In this episode, Kendall speaks of “my three mothers,” his adoptive mother, Betty; his step-mother, Joyce; and his birth mother (who he has not had any contact with). While Kendall had a short amount of time with his adoptive Mom, she impacted his personality greatly. And, his step-mother helped him through the difficult days after his mother’s and father’s deaths. We also discuss how Kendall’s being gay affects the relationships with his mothers. We’re celebrating the women who “made” Kendall who he is – and we hope there’s a happy ending with his him and his birth mother.
The gay thing (2:28)
Kendall: When I came out of the closet, my stepsister says I knocked the door off its hinges. And my stepmother was surprised, I guess, because I was kind of one of these militant people when I first came out. And I think that rubbed her the wrong way and probably would with a lot of people. But she also wasn’t the type to tell me how she was feeling about it. So I just sensed it. And I’ve continued to sense it all these years later. From what I understand about my birth mother, I think that one of the reasons that she and I aren’t close or haven’t ever spoken has to do with the fact that I’m gay. And again, nobody wants to really say that to me, but it just seems like that’s the case.
Conservative and accepting (3:27)
Kendall: My adopted mother, Betty, who raised me until I was 10, was super religious, a conservative Christian, but she was very open about the gay community. My mom, Betty, was very accepting of the gay community. And it to this day bothers me because people will say after I came out, ‘Oh, gosh, what would your mom and dad say if they knew you were gay?’ And I laugh and say they kind of thought I was way back then.
Trapped in the closet (8:48)
When you were a kid, a lot of conservative people thought gay people were evil. If your parents felt that way, maybe you wouldn’t have come out the same way, or maybe you would have never come out and just had to be living miserably in the closet. So I’m certainly happy that they were as accepting because we might have not ever met.
All I want is a conversation (20:08)
Corey: It’s been four plus years since Kendall found his birth family on his dad’s side and his birth mother’s side, but he has yet to have any direct contact, phone call, email, letter through the mail with his birth mother. And I know that’s weighed heavy on your mind these last four years and probably continues to this day. Talk a little bit about your feelings about that.
Kendall: You’re right. It still weighs heavily on my mind. And I still want to have a conversation, one conversation, at the very least, before either something happens to her or me. And I think we’re both well, I don’t think that anything is imminent. It’s this overarching desire that I have.
Will it ever happen? (21:04)
Kendall: I don’t know who wouldn’t want to have at least one conversation with the birth parents, but with that being said, now, four years later, I’ve kind of resigned myself to the fact that it might never happen. I don’t feel like that’s fair. I’m just putting that out there.

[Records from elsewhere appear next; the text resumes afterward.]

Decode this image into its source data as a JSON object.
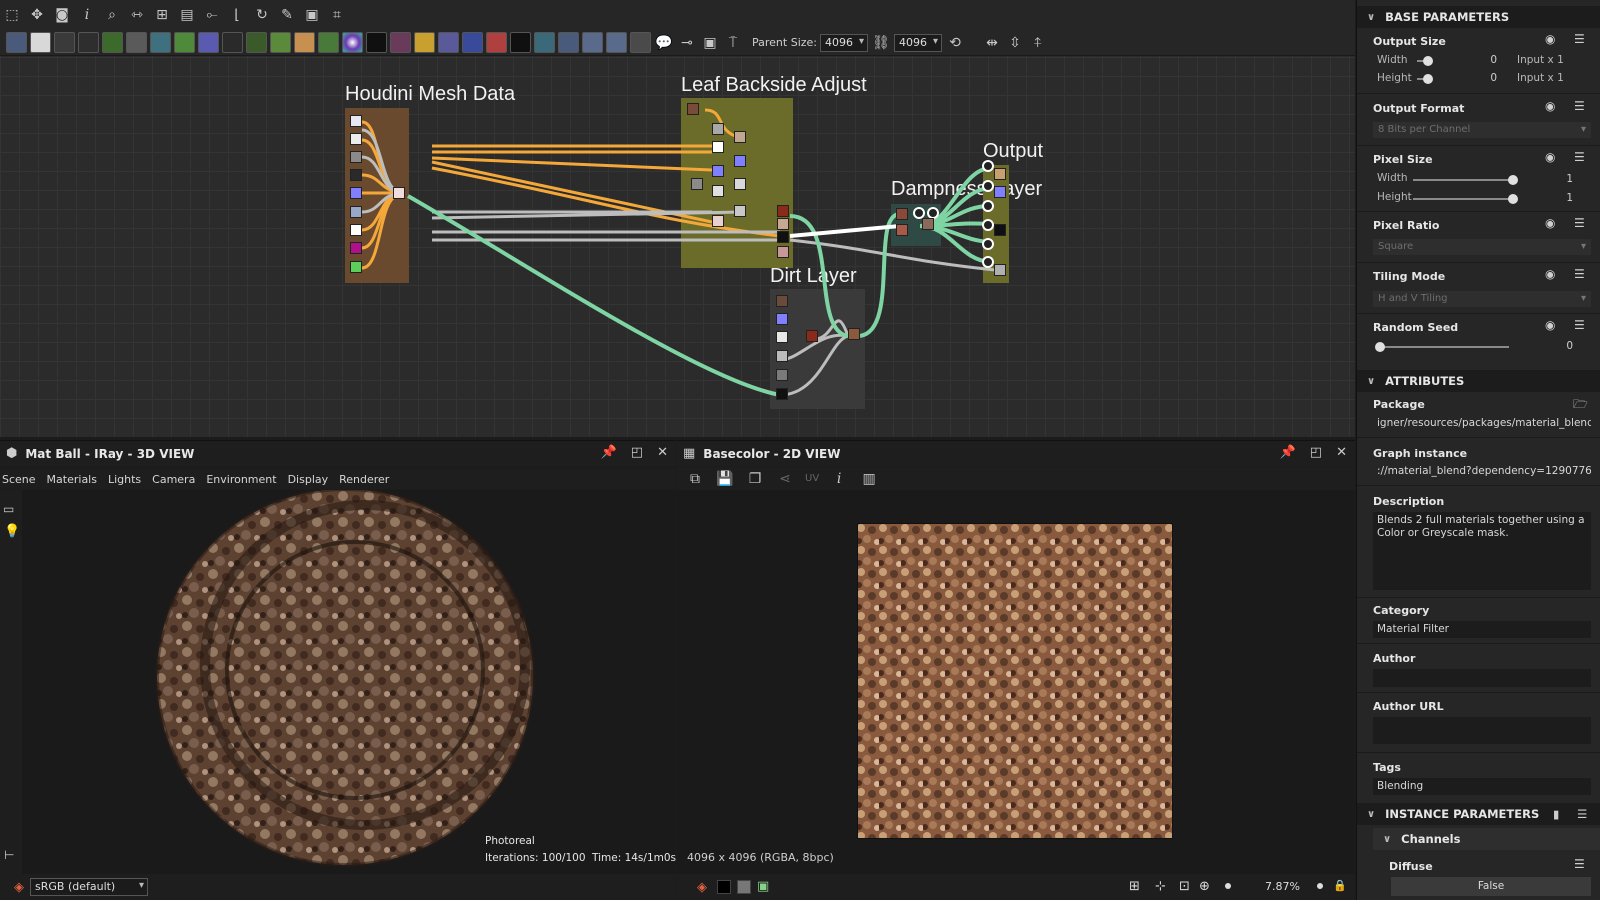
{
  "toolbar": {
    "parent_size_label": "Parent Size:",
    "parent_size_w": "4096",
    "parent_size_h": "4096"
  },
  "graph": {
    "frames": {
      "houdini": "Houdini Mesh Data",
      "leaf": "Leaf Backside Adjust",
      "dampness": "Dampness Layer",
      "dirt": "Dirt Layer",
      "output": "Output"
    }
  },
  "view3d": {
    "title": "Mat Ball - IRay - 3D VIEW",
    "menu": [
      "Scene",
      "Materials",
      "Lights",
      "Camera",
      "Environment",
      "Display",
      "Renderer"
    ],
    "render_mode": "Photoreal",
    "iterations": "Iterations: 100/100",
    "time": "Time: 14s/1m0s",
    "colorspace": "sRGB (default)"
  },
  "view2d": {
    "title": "Basecolor - 2D VIEW",
    "uv_label": "UV",
    "info": "4096 x 4096 (RGBA, 8bpc)",
    "zoom": "7.87%"
  },
  "params": {
    "base_header": "BASE PARAMETERS",
    "output_size": {
      "label": "Output Size",
      "width_label": "Width",
      "height_label": "Height",
      "width_value": "0",
      "height_value": "0",
      "width_mode": "Input x 1",
      "height_mode": "Input x 1"
    },
    "output_format": {
      "label": "Output Format",
      "value": "8 Bits per Channel"
    },
    "pixel_size": {
      "label": "Pixel Size",
      "width_label": "Width",
      "height_label": "Height",
      "width_value": "1",
      "height_value": "1"
    },
    "pixel_ratio": {
      "label": "Pixel Ratio",
      "value": "Square"
    },
    "tiling_mode": {
      "label": "Tiling Mode",
      "value": "H and V Tiling"
    },
    "random_seed": {
      "label": "Random Seed",
      "value": "0"
    },
    "attributes_header": "ATTRIBUTES",
    "package": {
      "label": "Package",
      "value": "igner/resources/packages/material_blend.sbs"
    },
    "graph_instance": {
      "label": "Graph instance",
      "value": "://material_blend?dependency=1290776917"
    },
    "description": {
      "label": "Description",
      "value": "Blends 2 full materials together using a Color or Greyscale mask."
    },
    "category": {
      "label": "Category",
      "value": "Material Filter"
    },
    "author": {
      "label": "Author",
      "value": ""
    },
    "author_url": {
      "label": "Author URL",
      "value": ""
    },
    "tags": {
      "label": "Tags",
      "value": "Blending"
    },
    "instance_header": "INSTANCE PARAMETERS",
    "channels_header": "Channels",
    "diffuse": {
      "label": "Diffuse",
      "value": "False"
    }
  },
  "colors": {
    "orange_wire": "#f4a83a",
    "grey_wire": "#bdbdbd",
    "green_wire": "#7fd4a4",
    "frame_brown": "#6a4a2e",
    "frame_olive": "#6b6b2a",
    "frame_dark": "#3a3a3a",
    "frame_teal": "#2f4a45"
  },
  "icons": [
    "select-icon",
    "pan-icon",
    "screenshot-icon",
    "info-icon",
    "zoom-icon",
    "fit-icon",
    "layout-icon",
    "frame-icon",
    "link-icon",
    "align-icon",
    "refresh-icon",
    "tools-icon",
    "snap-icon",
    "crop-icon"
  ]
}
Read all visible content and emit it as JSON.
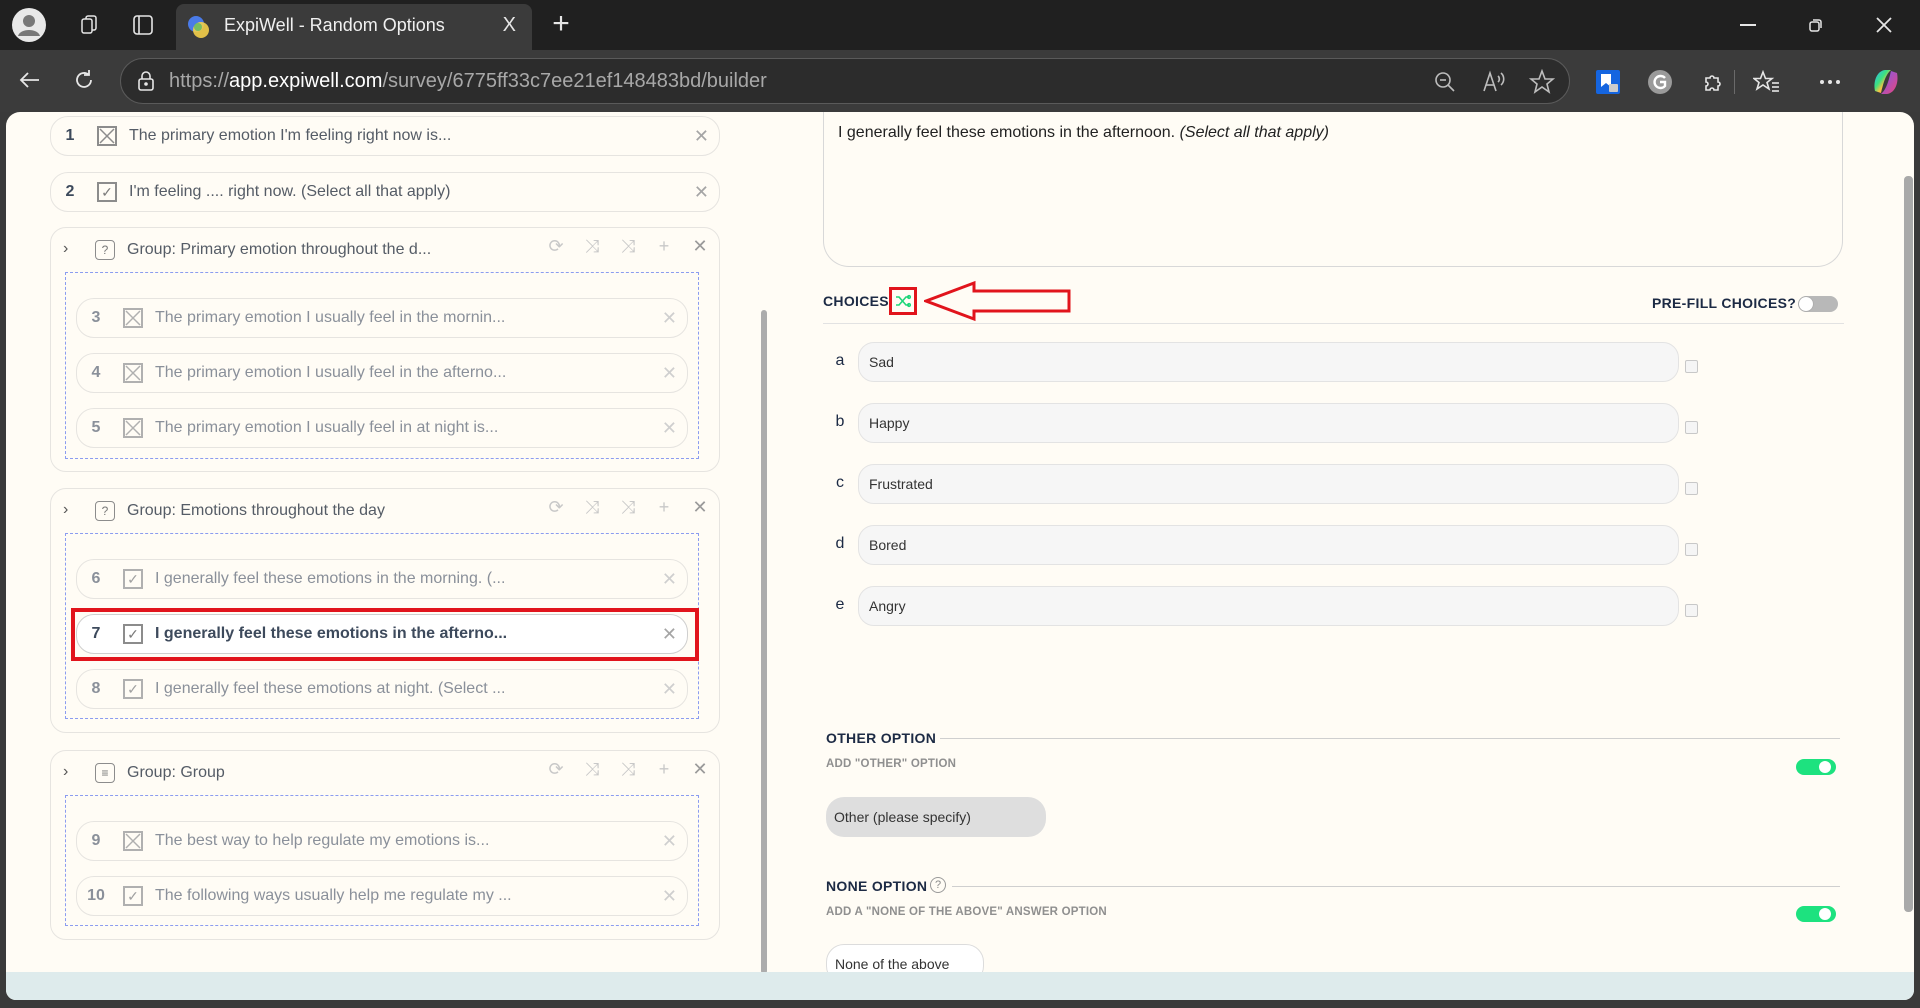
{
  "browser": {
    "tab_title": "ExpiWell - Random Options",
    "url_scheme": "https://",
    "url_host": "app.expiwell.com",
    "url_path": "/survey/6775ff33c7ee21ef148483bd/builder",
    "new_tab": "+",
    "tab_close": "X"
  },
  "questions_top": [
    {
      "num": "1",
      "type": "single-choice",
      "text": "The primary emotion I'm feeling right now is..."
    },
    {
      "num": "2",
      "type": "multi-choice",
      "text": "I'm feeling .... right now. (Select all that apply)"
    }
  ],
  "groups": [
    {
      "title": "Group: Primary emotion throughout the d...",
      "icon": "question-icon",
      "items": [
        {
          "num": "3",
          "type": "single-choice",
          "text": "The primary emotion I usually feel in the mornin..."
        },
        {
          "num": "4",
          "type": "single-choice",
          "text": "The primary emotion I usually feel in the afterno..."
        },
        {
          "num": "5",
          "type": "single-choice",
          "text": "The primary emotion I usually feel in at night is..."
        }
      ]
    },
    {
      "title": "Group: Emotions throughout the day",
      "icon": "question-icon",
      "items": [
        {
          "num": "6",
          "type": "multi-choice",
          "text": "I generally feel these emotions in the morning. (..."
        },
        {
          "num": "7",
          "type": "multi-choice",
          "text": "I generally feel these emotions in the afterno...",
          "selected": true
        },
        {
          "num": "8",
          "type": "multi-choice",
          "text": "I generally feel these emotions at night. (Select ..."
        }
      ]
    },
    {
      "title": "Group: Group",
      "icon": "list-icon",
      "items": [
        {
          "num": "9",
          "type": "single-choice",
          "text": "The best way to help regulate my emotions is..."
        },
        {
          "num": "10",
          "type": "multi-choice",
          "text": "The following ways usually help me regulate my ..."
        }
      ]
    }
  ],
  "editor": {
    "question_text": "I generally feel these emotions in the afternoon.",
    "question_hint": "(Select all that apply)",
    "choices_label": "CHOICES",
    "prefill_label": "PRE-FILL CHOICES?",
    "prefill_on": false,
    "choices": [
      {
        "letter": "a",
        "value": "Sad",
        "checked": false
      },
      {
        "letter": "b",
        "value": "Happy",
        "checked": false
      },
      {
        "letter": "c",
        "value": "Frustrated",
        "checked": false
      },
      {
        "letter": "d",
        "value": "Bored",
        "checked": false
      },
      {
        "letter": "e",
        "value": "Angry",
        "checked": false
      }
    ],
    "other_section": "OTHER OPTION",
    "other_sub": "ADD \"OTHER\" OPTION",
    "other_on": true,
    "other_value": "Other (please specify)",
    "none_section": "NONE OPTION",
    "none_sub": "ADD A \"NONE OF THE ABOVE\" ANSWER OPTION",
    "none_on": true,
    "none_value": "None of the above"
  },
  "colors": {
    "accent_green": "#1de27f",
    "highlight_red": "#e1141c",
    "page_bg": "#fffcf5"
  }
}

I’ve talked to so many women, and not necessarily women her age, but women who have told me that I should be as forgiving as I can be, that she hasn’t spoken to me and that I can never know what it’s like as a mother to give up a child. I hear all of that. I really try to have some grace when it comes to the way I feel about it.
But I also feel like she might regret if something happened to me tomorrow and I died suddenly. I worry that she would also feel like she’d missed an opportunity to meet me. So I feel like it could only be a positive thing for us to have at least one conversation.
No regrets (23:24)
Kendall: I have no regrets about finding the family. I never dreamt, never in 100 years did I think that I would not have spoken to my birth mother four years later. I wanted to speak to her the day I found her.
Podcast as olive branch (25:54)
Corey: I’m hopeful that maybe this podcast might be the bridge that makes that happen. We’ll just have to wait and see.